- Kali365 opera como un servicio de suscripción (PhaaS) distribuido principalmente a través de Telegram.
- El ataque utiliza el robo de tokens OAuth para saltarse la autenticación de doble factor (MFA) sin requerir contraseñas.
- Permite que atacantes con pocos conocimientos técnicos lancen campañas sofisticadas gracias al uso de inteligencia artificial.
- La prevención pasa por restringir el flujo de códigos de dispositivo mediante políticas de acceso condicional.

El panorama de la ciberseguridad se ha visto sacudido recientemente por la aparición de Kali365, una plataforma de phishing diseñada específicamente para tomar el control de cuentas de Microsoft 365. Esta herramienta no busca el camino tradicional de robar contraseñas, sino que emplea una técnica mucho más sutil y peligrosa centrándose en el robo de tokens de sesión.
Desde que se detectó su actividad en abril, el FBI ha lanzado diversas alertas para advertir que este sistema funciona bajo un modelo de «Phishing como Servicio» (PhaaS). Básicamente, cualquier persona, aunque no tenga grandes dotes informáticas, puede pagar una suscripción para lanzar ataques masivos y coordinados contra empresas y usuarios particulares en Europa y el resto del mundo.
¿Cómo funciona exactamente el secuestro de cuentas?
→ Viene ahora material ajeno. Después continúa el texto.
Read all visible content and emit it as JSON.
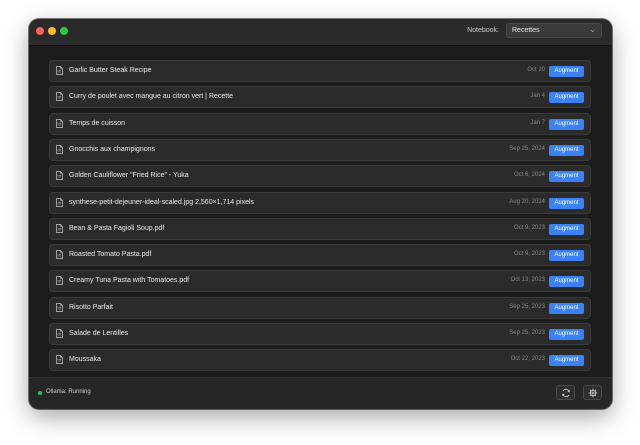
{
  "toolbar": {
    "notebook_label": "Notebook:",
    "notebook_value": "Recettes"
  },
  "notes": [
    {
      "title": "Garlic Butter Steak Recipe",
      "date": "Oct 20",
      "action": "Augment"
    },
    {
      "title": "Curry de poulet avec mangue au citron vert | Recette",
      "date": "Jan 4",
      "action": "Augment"
    },
    {
      "title": "Temps de cuisson",
      "date": "Jan 7",
      "action": "Augment"
    },
    {
      "title": "Gnocchis aux champignons",
      "date": "Sep 25, 2024",
      "action": "Augment"
    },
    {
      "title": "Golden Cauliflower \"Fried Rice\" - Yuka",
      "date": "Oct 6, 2024",
      "action": "Augment"
    },
    {
      "title": "synthese-petit-dejeuner-ideal-scaled.jpg 2,560×1,714 pixels",
      "date": "Aug 20, 2024",
      "action": "Augment"
    },
    {
      "title": "Bean & Pasta Fagioli Soup.pdf",
      "date": "Oct 9, 2023",
      "action": "Augment"
    },
    {
      "title": "Roasted Tomato Pasta.pdf",
      "date": "Oct 9, 2023",
      "action": "Augment"
    },
    {
      "title": "Creamy Tuna Pasta with Tomatoes.pdf",
      "date": "Oct 13, 2023",
      "action": "Augment"
    },
    {
      "title": "Risotto Parfait",
      "date": "Sep 25, 2023",
      "action": "Augment"
    },
    {
      "title": "Salade de Lentilles",
      "date": "Sep 25, 2023",
      "action": "Augment"
    },
    {
      "title": "Moussaka",
      "date": "Oct 22, 2023",
      "action": "Augment"
    }
  ],
  "status": {
    "text": "Ollama: Running",
    "color": "#22c55e"
  },
  "icons": {
    "note": "document-icon",
    "refresh": "refresh-icon",
    "settings": "gear-icon"
  },
  "colors": {
    "accent": "#3b82f6",
    "background": "#1c1c1c"
  }
}
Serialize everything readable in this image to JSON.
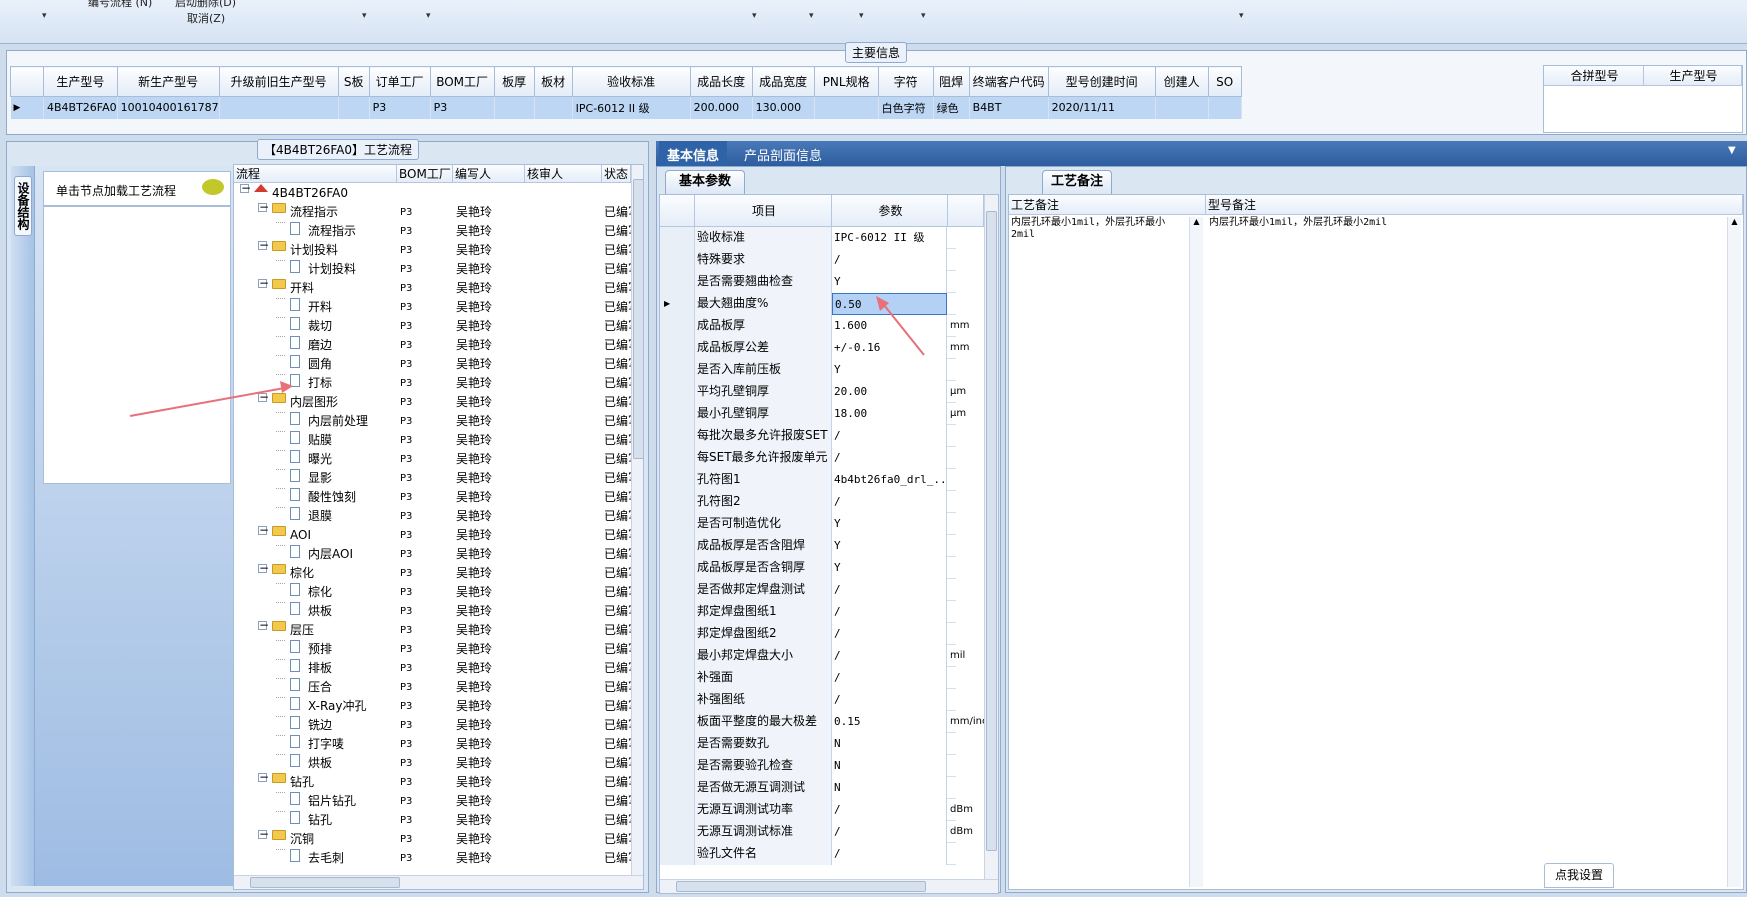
{
  "toolbar": {
    "item1": "编号流程 (N)",
    "item2": "启动删除(D)",
    "item3": "取消(Z)"
  },
  "main_info": {
    "title": "主要信息",
    "columns": [
      "生产型号",
      "新生产型号",
      "升级前旧生产型号",
      "S板",
      "订单工厂",
      "BOM工厂",
      "板厚",
      "板材",
      "验收标准",
      "成品长度",
      "成品宽度",
      "PNL规格",
      "字符",
      "阻焊",
      "终端客户代码",
      "型号创建时间",
      "创建人",
      "SO"
    ],
    "row": [
      "4B4BT26FA0",
      "10010400161787",
      "",
      "",
      "P3",
      "P3",
      "",
      "",
      "IPC-6012 II 级",
      "200.000",
      "130.000",
      "",
      "白色字符",
      "绿色",
      "B4BT",
      "2020/11/11",
      "",
      ""
    ],
    "right_columns": [
      "合拼型号",
      "生产型号"
    ]
  },
  "flow_panel": {
    "title": "【4B4BT26FA0】工艺流程",
    "side_tab": "设备结构",
    "hint_button": "单击节点加载工艺流程",
    "columns": [
      "流程",
      "BOM工厂",
      "编写人",
      "核审人",
      "状态"
    ],
    "tree": [
      {
        "level": 0,
        "type": "root",
        "label": "4B4BT26FA0",
        "bom": "",
        "writer": "",
        "status": ""
      },
      {
        "level": 1,
        "type": "folder",
        "label": "流程指示",
        "bom": "P3",
        "writer": "吴艳玲",
        "status": "已编写"
      },
      {
        "level": 2,
        "type": "doc",
        "label": "流程指示",
        "bom": "P3",
        "writer": "吴艳玲",
        "status": "已编写"
      },
      {
        "level": 1,
        "type": "folder",
        "label": "计划投料",
        "bom": "P3",
        "writer": "吴艳玲",
        "status": "已编写"
      },
      {
        "level": 2,
        "type": "doc",
        "label": "计划投料",
        "bom": "P3",
        "writer": "吴艳玲",
        "status": "已编写"
      },
      {
        "level": 1,
        "type": "folder",
        "label": "开料",
        "bom": "P3",
        "writer": "吴艳玲",
        "status": "已编写"
      },
      {
        "level": 2,
        "type": "doc",
        "label": "开料",
        "bom": "P3",
        "writer": "吴艳玲",
        "status": "已编写"
      },
      {
        "level": 2,
        "type": "doc",
        "label": "裁切",
        "bom": "P3",
        "writer": "吴艳玲",
        "status": "已编写"
      },
      {
        "level": 2,
        "type": "doc",
        "label": "磨边",
        "bom": "P3",
        "writer": "吴艳玲",
        "status": "已编写"
      },
      {
        "level": 2,
        "type": "doc",
        "label": "圆角",
        "bom": "P3",
        "writer": "吴艳玲",
        "status": "已编写"
      },
      {
        "level": 2,
        "type": "doc",
        "label": "打标",
        "bom": "P3",
        "writer": "吴艳玲",
        "status": "已编写"
      },
      {
        "level": 1,
        "type": "folder",
        "label": "内层图形",
        "bom": "P3",
        "writer": "吴艳玲",
        "status": "已编写"
      },
      {
        "level": 2,
        "type": "doc",
        "label": "内层前处理",
        "bom": "P3",
        "writer": "吴艳玲",
        "status": "已编写"
      },
      {
        "level": 2,
        "type": "doc",
        "label": "贴膜",
        "bom": "P3",
        "writer": "吴艳玲",
        "status": "已编写"
      },
      {
        "level": 2,
        "type": "doc",
        "label": "曝光",
        "bom": "P3",
        "writer": "吴艳玲",
        "status": "已编写"
      },
      {
        "level": 2,
        "type": "doc",
        "label": "显影",
        "bom": "P3",
        "writer": "吴艳玲",
        "status": "已编写"
      },
      {
        "level": 2,
        "type": "doc",
        "label": "酸性蚀刻",
        "bom": "P3",
        "writer": "吴艳玲",
        "status": "已编写"
      },
      {
        "level": 2,
        "type": "doc",
        "label": "退膜",
        "bom": "P3",
        "writer": "吴艳玲",
        "status": "已编写"
      },
      {
        "level": 1,
        "type": "folder",
        "label": "AOI",
        "bom": "P3",
        "writer": "吴艳玲",
        "status": "已编写"
      },
      {
        "level": 2,
        "type": "doc",
        "label": "内层AOI",
        "bom": "P3",
        "writer": "吴艳玲",
        "status": "已编写"
      },
      {
        "level": 1,
        "type": "folder",
        "label": "棕化",
        "bom": "P3",
        "writer": "吴艳玲",
        "status": "已编写"
      },
      {
        "level": 2,
        "type": "doc",
        "label": "棕化",
        "bom": "P3",
        "writer": "吴艳玲",
        "status": "已编写"
      },
      {
        "level": 2,
        "type": "doc",
        "label": "烘板",
        "bom": "P3",
        "writer": "吴艳玲",
        "status": "已编写"
      },
      {
        "level": 1,
        "type": "folder",
        "label": "层压",
        "bom": "P3",
        "writer": "吴艳玲",
        "status": "已编写"
      },
      {
        "level": 2,
        "type": "doc",
        "label": "预排",
        "bom": "P3",
        "writer": "吴艳玲",
        "status": "已编写"
      },
      {
        "level": 2,
        "type": "doc",
        "label": "排板",
        "bom": "P3",
        "writer": "吴艳玲",
        "status": "已编写"
      },
      {
        "level": 2,
        "type": "doc",
        "label": "压合",
        "bom": "P3",
        "writer": "吴艳玲",
        "status": "已编写"
      },
      {
        "level": 2,
        "type": "doc",
        "label": "X-Ray冲孔",
        "bom": "P3",
        "writer": "吴艳玲",
        "status": "已编写"
      },
      {
        "level": 2,
        "type": "doc",
        "label": "铣边",
        "bom": "P3",
        "writer": "吴艳玲",
        "status": "已编写"
      },
      {
        "level": 2,
        "type": "doc",
        "label": "打字唛",
        "bom": "P3",
        "writer": "吴艳玲",
        "status": "已编写"
      },
      {
        "level": 2,
        "type": "doc",
        "label": "烘板",
        "bom": "P3",
        "writer": "吴艳玲",
        "status": "已编写"
      },
      {
        "level": 1,
        "type": "folder",
        "label": "钻孔",
        "bom": "P3",
        "writer": "吴艳玲",
        "status": "已编写"
      },
      {
        "level": 2,
        "type": "doc",
        "label": "铝片钻孔",
        "bom": "P3",
        "writer": "吴艳玲",
        "status": "已编写"
      },
      {
        "level": 2,
        "type": "doc",
        "label": "钻孔",
        "bom": "P3",
        "writer": "吴艳玲",
        "status": "已编写"
      },
      {
        "level": 1,
        "type": "folder",
        "label": "沉铜",
        "bom": "P3",
        "writer": "吴艳玲",
        "status": "已编写"
      },
      {
        "level": 2,
        "type": "doc",
        "label": "去毛刺",
        "bom": "P3",
        "writer": "吴艳玲",
        "status": "已编写"
      }
    ]
  },
  "basic_panel": {
    "tabs": [
      "基本信息",
      "产品剖面信息"
    ],
    "subtab": "基本参数",
    "columns": [
      "项目",
      "参数"
    ],
    "rows": [
      [
        "验收标准",
        "IPC-6012 II 级",
        ""
      ],
      [
        "特殊要求",
        "/",
        ""
      ],
      [
        "是否需要翘曲检查",
        "Y",
        ""
      ],
      [
        "最大翘曲度%",
        "0.50",
        ""
      ],
      [
        "成品板厚",
        "1.600",
        "mm"
      ],
      [
        "成品板厚公差",
        "+/-0.16",
        "mm"
      ],
      [
        "是否入库前压板",
        "Y",
        ""
      ],
      [
        "平均孔壁铜厚",
        "20.00",
        "μm"
      ],
      [
        "最小孔壁铜厚",
        "18.00",
        "μm"
      ],
      [
        "每批次最多允许报废SET",
        "/",
        ""
      ],
      [
        "每SET最多允许报废单元",
        "/",
        ""
      ],
      [
        "孔符图1",
        "4b4bt26fa0_drl_...",
        ""
      ],
      [
        "孔符图2",
        "/",
        ""
      ],
      [
        "是否可制造优化",
        "Y",
        ""
      ],
      [
        "成品板厚是否含阻焊",
        "Y",
        ""
      ],
      [
        "成品板厚是否含铜厚",
        "Y",
        ""
      ],
      [
        "是否做邦定焊盘测试",
        "/",
        ""
      ],
      [
        "邦定焊盘图纸1",
        "/",
        ""
      ],
      [
        "邦定焊盘图纸2",
        "/",
        ""
      ],
      [
        "最小邦定焊盘大小",
        "/",
        "mil"
      ],
      [
        "补强面",
        "/",
        ""
      ],
      [
        "补强图纸",
        "/",
        ""
      ],
      [
        "板面平整度的最大极差",
        "0.15",
        "mm/inch"
      ],
      [
        "是否需要数孔",
        "N",
        ""
      ],
      [
        "是否需要验孔检查",
        "N",
        ""
      ],
      [
        "是否做无源互调测试",
        "N",
        ""
      ],
      [
        "无源互调测试功率",
        "/",
        "dBm"
      ],
      [
        "无源互调测试标准",
        "/",
        "dBm"
      ],
      [
        "验孔文件名",
        "/",
        ""
      ]
    ]
  },
  "remark_panel": {
    "tab": "工艺备注",
    "col1": "工艺备注",
    "col2": "型号备注",
    "text1": "内层孔环最小1mil，外层孔环最小2mil",
    "text2": "内层孔环最小1mil，外层孔环最小2mil",
    "settings_button": "点我设置"
  },
  "colors": {
    "selection": "#b3d1f5",
    "annotation_arrow": "#e8707a",
    "panel_border": "#8eaacf"
  }
}
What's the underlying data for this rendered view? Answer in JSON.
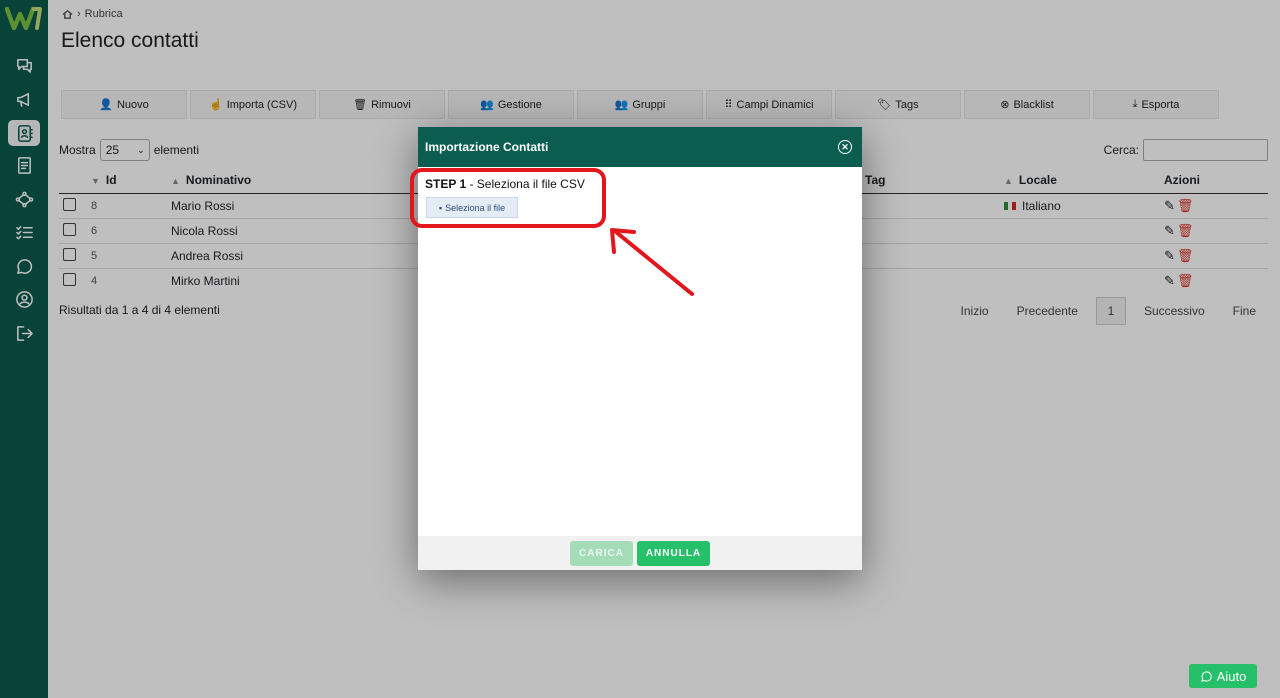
{
  "breadcrumb": {
    "label": "Rubrica"
  },
  "page": {
    "title": "Elenco contatti"
  },
  "toolbar": [
    {
      "label": "Nuovo",
      "icon": "user-plus-icon"
    },
    {
      "label": "Importa (CSV)",
      "icon": "hand-pointer-icon"
    },
    {
      "label": "Rimuovi",
      "icon": "trash-icon"
    },
    {
      "label": "Gestione",
      "icon": "users-icon"
    },
    {
      "label": "Gruppi",
      "icon": "user-group-icon"
    },
    {
      "label": "Campi Dinamici",
      "icon": "grid-icon"
    },
    {
      "label": "Tags",
      "icon": "tag-icon"
    },
    {
      "label": "Blacklist",
      "icon": "ban-icon"
    },
    {
      "label": "Esporta",
      "icon": "download-icon"
    }
  ],
  "table_controls": {
    "show_label": "Mostra",
    "page_length": "25",
    "elements_label": "elementi",
    "search_label": "Cerca:",
    "search_value": ""
  },
  "table": {
    "headers": {
      "id": "Id",
      "name": "Nominativo",
      "tag": "Tag",
      "locale": "Locale",
      "actions": "Azioni"
    },
    "rows": [
      {
        "id": "8",
        "name": "Mario Rossi",
        "locale": "Italiano"
      },
      {
        "id": "6",
        "name": "Nicola Rossi",
        "locale": ""
      },
      {
        "id": "5",
        "name": "Andrea Rossi",
        "locale": ""
      },
      {
        "id": "4",
        "name": "Mirko Martini",
        "locale": ""
      }
    ]
  },
  "results": {
    "text": "Risultati da 1 a 4 di 4 elementi"
  },
  "pagination": {
    "first": "Inizio",
    "prev": "Precedente",
    "current": "1",
    "next": "Successivo",
    "last": "Fine"
  },
  "modal": {
    "title": "Importazione Contatti",
    "step_label": "STEP 1",
    "step_text": " - Seleziona il file CSV",
    "file_button": "Seleziona il file",
    "upload_button": "CARICA",
    "cancel_button": "ANNULLA"
  },
  "help": {
    "label": "Aiuto"
  },
  "colors": {
    "sidebar": "#0a5a4b",
    "modal_header": "#0b5d50",
    "accent_green": "#27c06a",
    "highlight_red": "#e3161b"
  }
}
El proceso comienza con un correo electrónico muy convincente que suplanta la identidad de servicios de productividad conocidos, como SharePoint, DocuSign o Adobe Acrobat Sign. En lugar de pedir el usuario y la clave, el mensaje insta a la víctima a introducir un código de dispositivo en una página de verificación oficial y legítima de Microsoft.
Cuando el usuario, pensando que está realizando un trámite normal, pega el código en la web oficial, lo que ocurre en realidad es que está autorizando el dispositivo del atacante para que acceda a su cuenta. Es un truco muy hábil porque el usuario interactúa con una página real de Microsoft, lo que reduce las sospechas.
Una vez concedido el acceso, los criminales capturan los tokens de acceso y de actualización de OAuth. Estos tokens son como «llaves maestras» que mantienen la sesión abierta, permitiendo que el hacker entre en el Outlook, Teams o OneDrive de la víctima sin necesidad de pasar por la autenticación multifactor (MFA) ni introducir contraseñas.
Un negocio rentable impulsado por la IA
Lo que hace que Kali365 sea tan preocupante es que ha bajado muchísimo la barrera de entrada para los delincuentes. A través de Telegram, los operadores venden suscripciones que incluyen señuelos generados por inteligencia artificial, plantillas automatizadas y paneles de control en tiempo real para rastrear a sus objetivos.
El modelo de negocio es bastante claro y profesionalizado. Existen diferentes niveles de suscripción, con precios que van desde los 250 dólares por un mes hasta los 2.000 dólares por un año completo de servicio. Esto permite que el ecosistema criminal se expanda rápidamente, ya que los tokens robados pueden incluso ser compartidos o revendidos entre otros atacantes.
Riesgos y medidas de protección

Una vez que el atacante tiene el control de la identidad, el daño puede ser mayúsculo. Pueden dedicarse a robar datos confidenciales para extorsionar a la empresa, realizar fraudes financieros o incluso desplegar ransomware dentro de la red corporativa, todo ello moviéndose con la identidad legítima del usuario secuestrado.
Para evitar caer en esta trampa, los expertos recomiendan tomar medidas técnicas concretas:
- Implementar políticas de acceso condicional para bloquear el flujo de códigos de dispositivo cuando no sea estrictamente necesario para el negocio.
- Realizar auditorías periódicas sobre el uso de estos códigos para detectar patrones sospechosos.
- Restringir las políticas de transferencia de autenticación que permiten mover la sesión entre ordenadores y dispositivos móviles.
Esta nueva modalidad de ataque demuestra que los ciberdelincuentes están evolucionando hacia métodos más fluidos y menos intrusivos, donde el aprovechamiento de protocolos legítimos como OAuth se convierte en el arma principal para saltarse las capas de seguridad tradicionales y lograr un acceso persistente en los entornos corporativos.